A New York to San Francisco weekend trip is totally doable, especially if you fly on Thursday night and head back on the Sunday night red-eye. (Photo: Christine Amorose/C’est Christine)
By Christine Amorose for Yahoo! Travel
Here’s one of life’s biggest ironies: Long-term travelers have all the time in the world, but not necessarily a ton of cash. When you’re working full-time, however, it’s easy to watch your bank account fill up—but feel as if you don’t have the time or ability to travel. Sometimes, it’s the guilt factor: You don’t feel as if you can really “leave,” even when you’re on vacation. Other times, it just doesn’t seem worth the effort: How much can you really see in Thailand when you only have 10 days off, and that (expensive) flight takes up two of them?
Traveling when you work full-time is possible, though. I should know, because I do it myself. Since I moved to New York City in 2012 and started a full-time position in marketing (with 15 allotted vacation days per year), I’ve visited my hometown in California twice, and also traveled to the Bahamas, Las Vegas, Jordan, Iceland, Portland, San Francisco, Montreal, Miami, Puerto Rico, and the Dominican Republic. It’s not always easy, but I’ve made travel a priority without sacrificing my beloved fixed life. Here are my tried-and-true tricks to incorporate more travel into your 9-5 grind.1. Make it a true weekend escape.
Sometimes all you need is 36 hours in a new city, which is the amount of time you have on a weekend away, after you factor in travel.
To really max out your time without overbooking your schedule, look for new places close to home. I recommend staying within four hours of your homebase (and don’t forget to factor in rush hour traffic when driving and getting from your front door to the airport gate when flying). If you prefer to go further, then opt for Thursday night travel or a Sunday red-eye. And then splurge on a fancy boutique hotel to get that feeling of escape and luxury without going too far. Or go on a weekend yoga or meditation retreat to truly relax and recharge.
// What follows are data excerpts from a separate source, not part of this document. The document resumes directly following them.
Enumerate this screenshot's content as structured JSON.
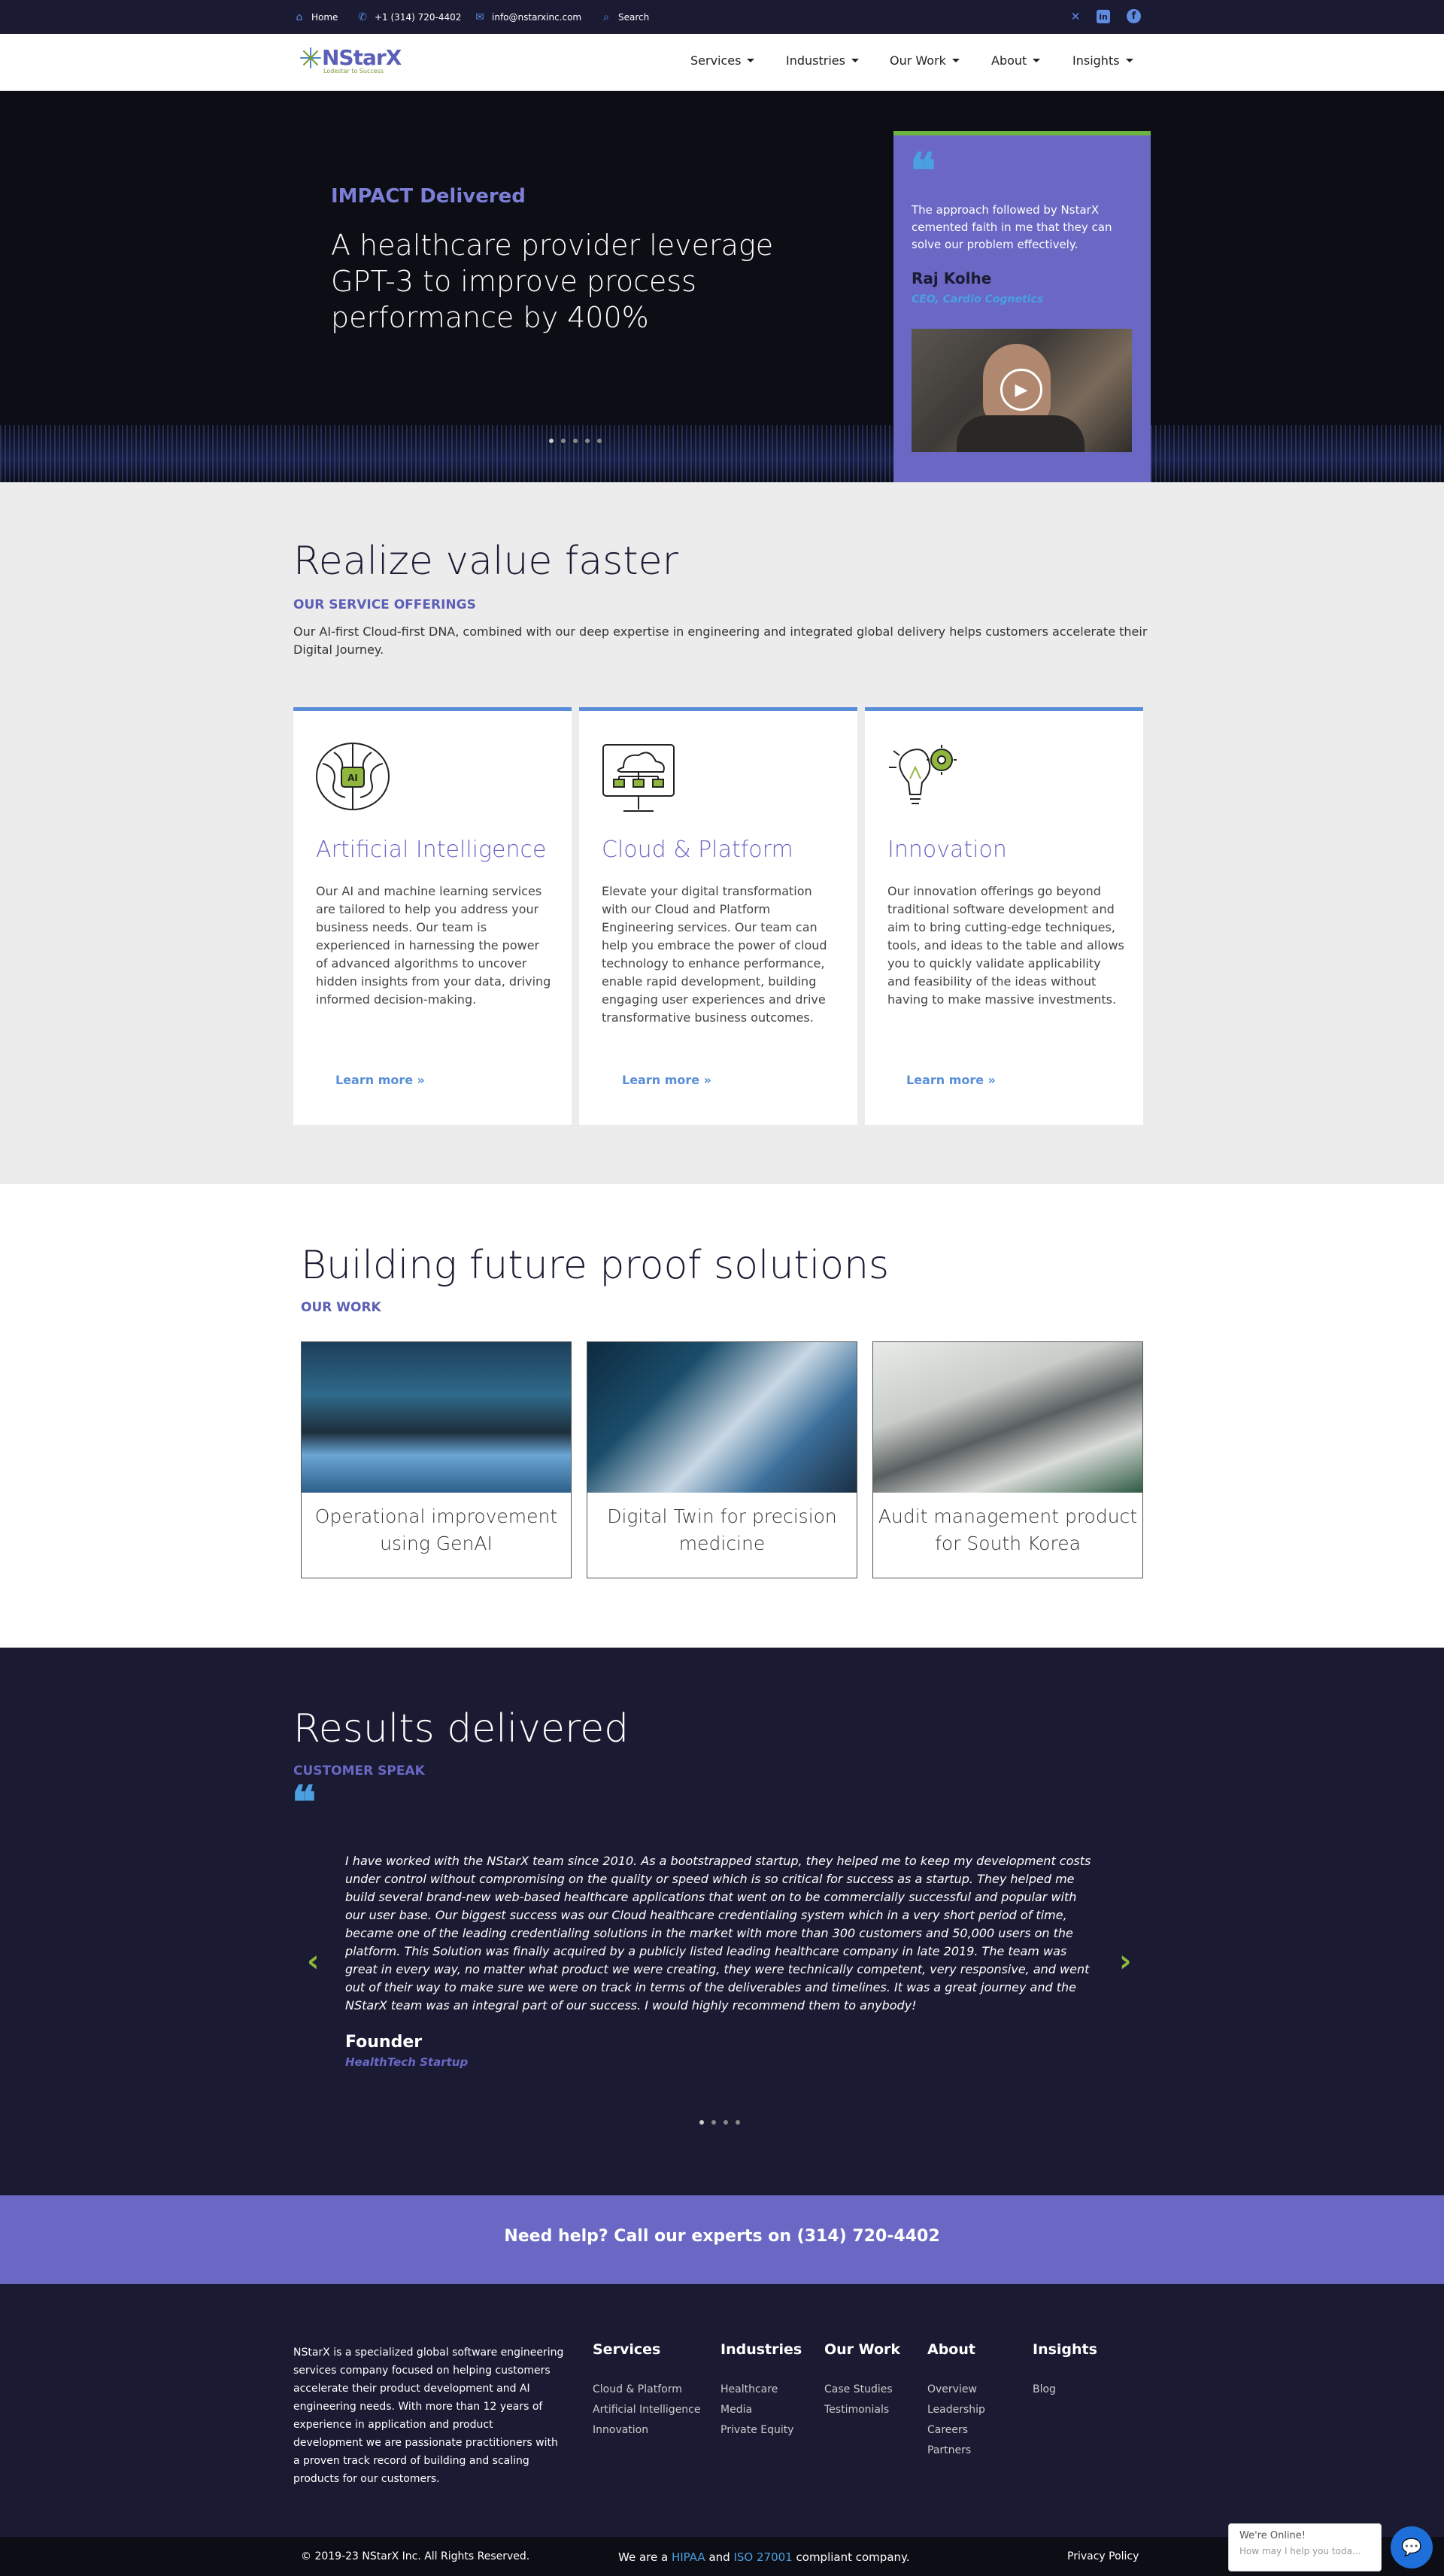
{
  "topbar": {
    "home": "Home",
    "phone": "+1 (314) 720-4402",
    "email": "info@nstarxinc.com",
    "search": "Search"
  },
  "header": {
    "logo_text": "NStarX",
    "logo_tag": "Lodestar to Success",
    "nav": [
      "Services",
      "Industries",
      "Our Work",
      "About",
      "Insights"
    ]
  },
  "hero": {
    "kicker": "IMPACT Delivered",
    "title": "A healthcare provider leverage GPT-3 to improve process performance by 400%",
    "slides_total": 5,
    "slides_active": 1,
    "testimonial": {
      "quote": "The approach followed by NstarX cemented faith in me that they can solve our problem effectively.",
      "name": "Raj Kolhe",
      "role": "CEO, Cardio Cognetics"
    }
  },
  "realize": {
    "title": "Realize value faster",
    "kicker": "OUR SERVICE OFFERINGS",
    "description": "Our AI-first Cloud-first DNA, combined with our deep expertise in engineering and integrated global delivery helps customers accelerate their Digital Journey.",
    "cards": [
      {
        "title": "Artificial Intelligence",
        "text": "Our AI and machine learning services are tailored to help you address your business needs. Our team is experienced in  harnessing the power of advanced algorithms to uncover hidden insights from your data, driving informed decision-making.",
        "link": "Learn more »",
        "icon": "ai-brain-icon"
      },
      {
        "title": "Cloud & Platform",
        "text": "Elevate your digital transformation with our Cloud and Platform Engineering services. Our team can help you embrace the power of cloud technology to enhance performance, enable rapid development, building engaging user experiences and drive transformative business outcomes.",
        "link": "Learn more »",
        "icon": "cloud-monitor-icon"
      },
      {
        "title": "Innovation",
        "text": "Our innovation offerings go beyond traditional software development and aim to bring cutting-edge techniques, tools, and ideas to the table and allows you to quickly validate applicability and feasibility of the ideas without having to make massive investments.",
        "link": "Learn more »",
        "icon": "lightbulb-gear-icon"
      }
    ]
  },
  "work": {
    "title": "Building future proof solutions",
    "kicker": "OUR WORK",
    "items": [
      {
        "caption": "Operational improvement using GenAI"
      },
      {
        "caption": "Digital Twin for precision medicine"
      },
      {
        "caption": "Audit management product for South Korea"
      }
    ]
  },
  "results": {
    "title": "Results delivered",
    "kicker": "CUSTOMER SPEAK",
    "quote": "I have worked with the NStarX team since 2010. As a bootstrapped startup, they helped me to keep my development costs under control without compromising on the quality or speed which is so critical for success as a startup. They helped me build several brand-new web-based healthcare applications that went on to be commercially successful and popular with our user base. Our biggest success was our Cloud healthcare credentialing system which in a very short period of time, became one of the leading credentialing solutions in the market with more than 300 customers and 50,000 users on the platform. This Solution was finally acquired by a publicly listed leading healthcare company in late 2019. The team was great in every way, no matter what product we were creating, they were technically competent, very responsive, and went out of their way to make sure we were on track in terms of the deliverables and timelines. It was a great journey and the NStarX team was an integral part of our success. I would highly recommend them to anybody!",
    "name": "Founder",
    "role": "HealthTech Startup",
    "slides_total": 4,
    "slides_active": 1
  },
  "cta": {
    "text": "Need help? Call our experts on (314) 720-4402"
  },
  "footer": {
    "about": "NStarX is a specialized global software engineering services company focused on helping customers accelerate their product development and AI engineering needs. With more than 12 years of experience in application and product development we are passionate practitioners with a proven track record of building and scaling products for our customers.",
    "columns": [
      {
        "head": "Services",
        "links": [
          "Cloud & Platform",
          "Artificial Intelligence",
          "Innovation"
        ]
      },
      {
        "head": "Industries",
        "links": [
          "Healthcare",
          "Media",
          "Private Equity"
        ]
      },
      {
        "head": "Our Work",
        "links": [
          "Case Studies",
          "Testimonials"
        ]
      },
      {
        "head": "About",
        "links": [
          "Overview",
          "Leadership",
          "Careers",
          "Partners"
        ]
      },
      {
        "head": "Insights",
        "links": [
          "Blog"
        ]
      }
    ],
    "copyright": "© 2019-23 NStarX Inc. All Rights Reserved.",
    "compliance_pre": "We are a",
    "compliance_hipaa": "HIPAA",
    "compliance_and": "and",
    "compliance_iso": "ISO 27001",
    "compliance_post": "compliant company.",
    "privacy": "Privacy Policy"
  },
  "chat": {
    "status": "We're Online!",
    "prompt": "How may I help you toda..."
  },
  "colors": {
    "accent": "#6a68c4",
    "navy": "#1a1b33",
    "blue": "#5a8fd8",
    "green": "#8fb73e"
  }
}
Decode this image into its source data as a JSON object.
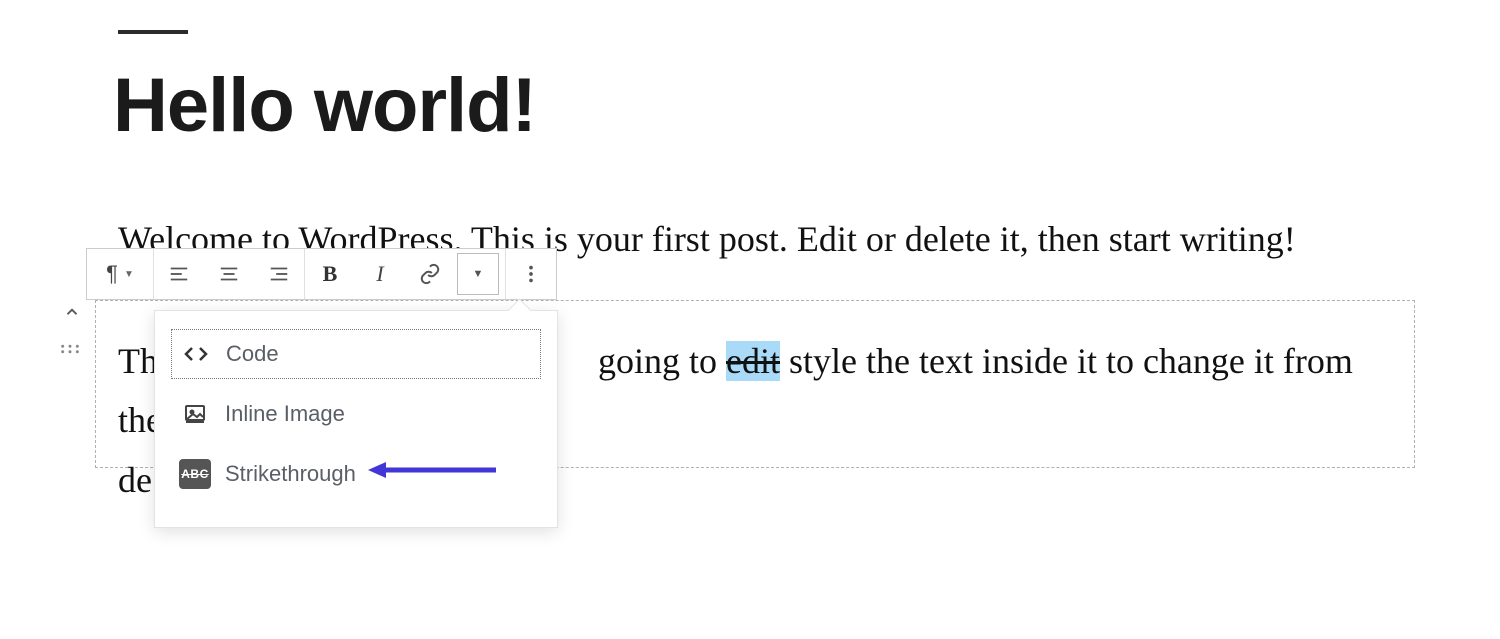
{
  "post": {
    "title": "Hello world!",
    "paragraph1": "Welcome to WordPress. This is your first post. Edit or delete it, then start writing!",
    "paragraph2": {
      "pre_hidden": "Th",
      "mid1": "going to ",
      "highlighted": "edit",
      "mid2": " style the text inside it to change it from the",
      "line2": "de"
    }
  },
  "toolbar": {
    "paragraph_symbol": "¶",
    "bold": "B",
    "italic": "I",
    "dropdown_caret": "▼"
  },
  "dropdown": {
    "code": "Code",
    "inline_image": "Inline Image",
    "strikethrough": "Strikethrough",
    "abc_badge": "ABC"
  },
  "gutter": {
    "drag_dots": "⋮⋮⋮"
  }
}
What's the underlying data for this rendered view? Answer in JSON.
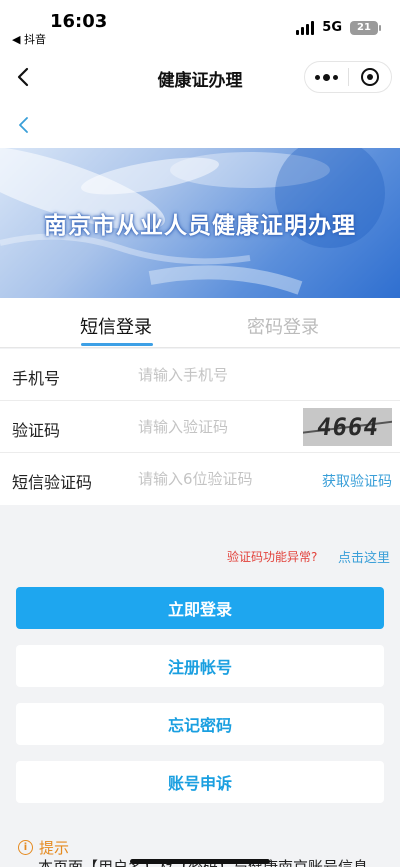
{
  "status_bar": {
    "time": "16:03",
    "back_app": "◀ 抖音",
    "network": "5G",
    "battery": "21"
  },
  "nav": {
    "title": "健康证办理"
  },
  "banner": {
    "title": "南京市从业人员健康证明办理"
  },
  "tabs": [
    {
      "label": "短信登录",
      "active": true
    },
    {
      "label": "密码登录",
      "active": false
    }
  ],
  "form": {
    "phone": {
      "label": "手机号",
      "placeholder": "请输入手机号",
      "value": ""
    },
    "captcha": {
      "label": "验证码",
      "placeholder": "请输入验证码",
      "value": "",
      "image_text": "4664"
    },
    "sms_code": {
      "label": "短信验证码",
      "placeholder": "请输入6位验证码",
      "value": "",
      "get_code_label": "获取验证码"
    }
  },
  "help": {
    "error_text": "验证码功能异常?",
    "link_text": "点击这里"
  },
  "buttons": {
    "login": "立即登录",
    "register": "注册帐号",
    "forgot": "忘记密码",
    "appeal": "账号申诉"
  },
  "tip": {
    "label": "提示",
    "text": "本页面【用户名】及【密码】与健康南京账号信息"
  },
  "colors": {
    "accent": "#1ea6ef",
    "link": "#3a9fd8",
    "error": "#e2423b",
    "warning": "#e58a1f"
  },
  "icons": {
    "nav_back": "chevron-left-icon",
    "page_back": "chevron-left-icon",
    "more": "more-dots-icon",
    "close": "close-mini-program-icon",
    "tip": "info-icon"
  }
}
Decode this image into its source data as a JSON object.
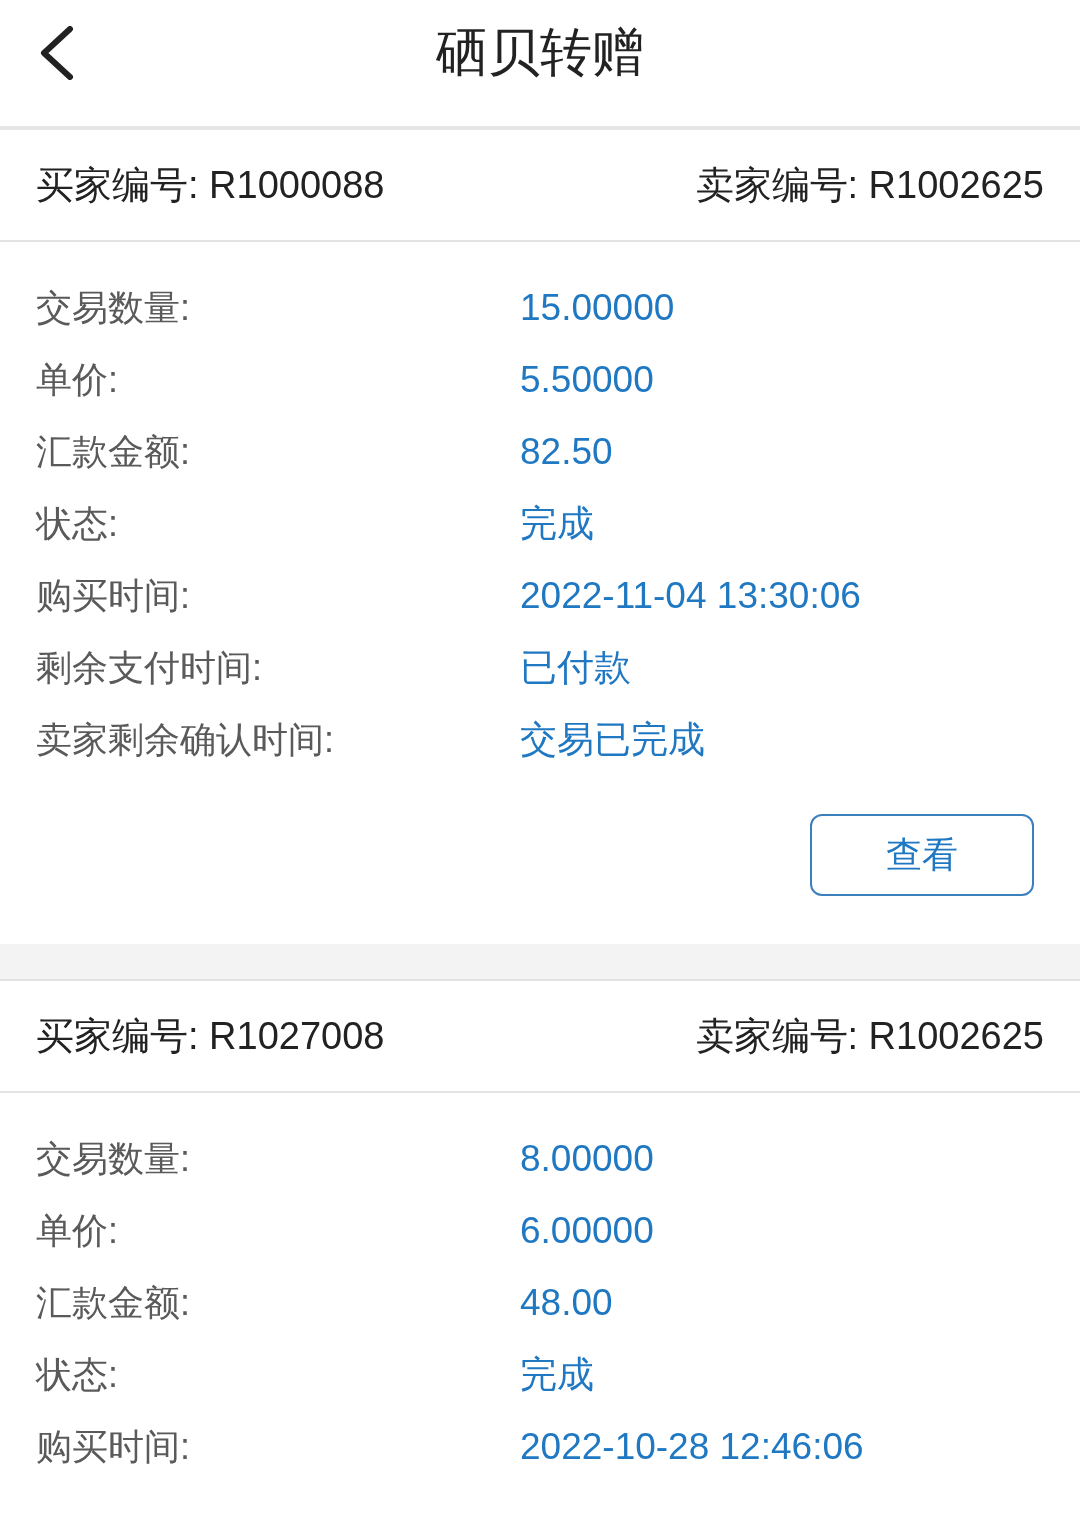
{
  "header": {
    "title": "硒贝转赠"
  },
  "orders": [
    {
      "buyer": "买家编号: R1000088",
      "seller": "卖家编号: R1002625",
      "fields": [
        {
          "label": "交易数量:",
          "value": "15.00000"
        },
        {
          "label": "单价:",
          "value": "5.50000"
        },
        {
          "label": "汇款金额:",
          "value": "82.50"
        },
        {
          "label": "状态:",
          "value": "完成"
        },
        {
          "label": "购买时间:",
          "value": "2022-11-04 13:30:06"
        },
        {
          "label": "剩余支付时间:",
          "value": "已付款"
        },
        {
          "label": "卖家剩余确认时间:",
          "value": "交易已完成"
        }
      ],
      "button": "查看"
    },
    {
      "buyer": "买家编号: R1027008",
      "seller": "卖家编号: R1002625",
      "fields": [
        {
          "label": "交易数量:",
          "value": "8.00000"
        },
        {
          "label": "单价:",
          "value": "6.00000"
        },
        {
          "label": "汇款金额:",
          "value": "48.00"
        },
        {
          "label": "状态:",
          "value": "完成"
        },
        {
          "label": "购买时间:",
          "value": "2022-10-28 12:46:06"
        }
      ]
    }
  ]
}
2. Take advantage of holiday breaks.
I’m super grateful that my small family understands my unquenchable desire to travel. My parents told me that if I’m going to spend the money on a plane flight around Christmas, I may as well go somewhere with a beach -- and so I did! Last year, I spent the week around Christmas in Puerto Rico, and it was wonderful to get a vacation without using up all of my vacation days. Flights around this time are notoriously expensive, but you can save by going on off-hours or traveling on the holiday itself. Pro tips: Book early, and stay somewhere with WiFi so that you can FaceTime into the family celebrations to not feel so far away. Better yet, talk your family into celebrating somewhere tropical!
3. Add onto work trips.
My job doesn’t require much travel, but whenever the opportunity comes up, I take it. I have to travel for trade shows, and whenever possible, I add in a couple of extra nights to travel around the chosen area on my own. In the end, the flight costs the same for my employer, and then I just pay for my extra nights in a hotel once my “work” is over. Since traveling is often difficult to justify with work, this is a great way to reap the benefits without making your trip a big deal. Now, I’m always looking for new cities that it makes sense for me to visit on my company’s behalf -- especially ones I want to visit myself!
4. Don’t be afraid to negotiate.
Sometimes, a weekend just won’t cut it. Don’t be afraid to ask your employer for an extended unpaid leave so that you can head to more far-flung destinations, or spend some time deep-diving into a city or country. Pitch it as personal development, and plan for it to happen during slow season. I’ve had a few friends who have taken five weeks off to explore Europe, and have the luxury of returning home to a waiting job and apartment. You never know until you ask!
5. Treat every day like a vacation.
One of my favorite parts of living in New York City is that there’s always something new to try. One of the urban myths that floats around -- though I’m not sure just how correct it is -- is that you can eat at a new restaurant in Manhattan every day for 12 years, and still not have tried every one. There’s always a new restaurant, a new exhibit, a new show, or a new whatever else. Because of that, I try to treat every day here like I would in a new city. I walk a different route to work and pay attention to the architecture, I duck into a coffee shop to drink a latte and people watch, or I take a food tour in a new neighborhood. Just because you live somewhere doesn’t mean you can’t explore it like you explore other cities when you’re traveling.
Granted, this isn’t as easy in small towns or even other big cities. But I find that it’s more of an attitude than anything else. It’s an eagerness to try new things instead of getting sucked into a routine, an appreciation for the beauty that surrounds you, and an ability to enjoy the here and now instead of wistfully daydreaming for another place at another time.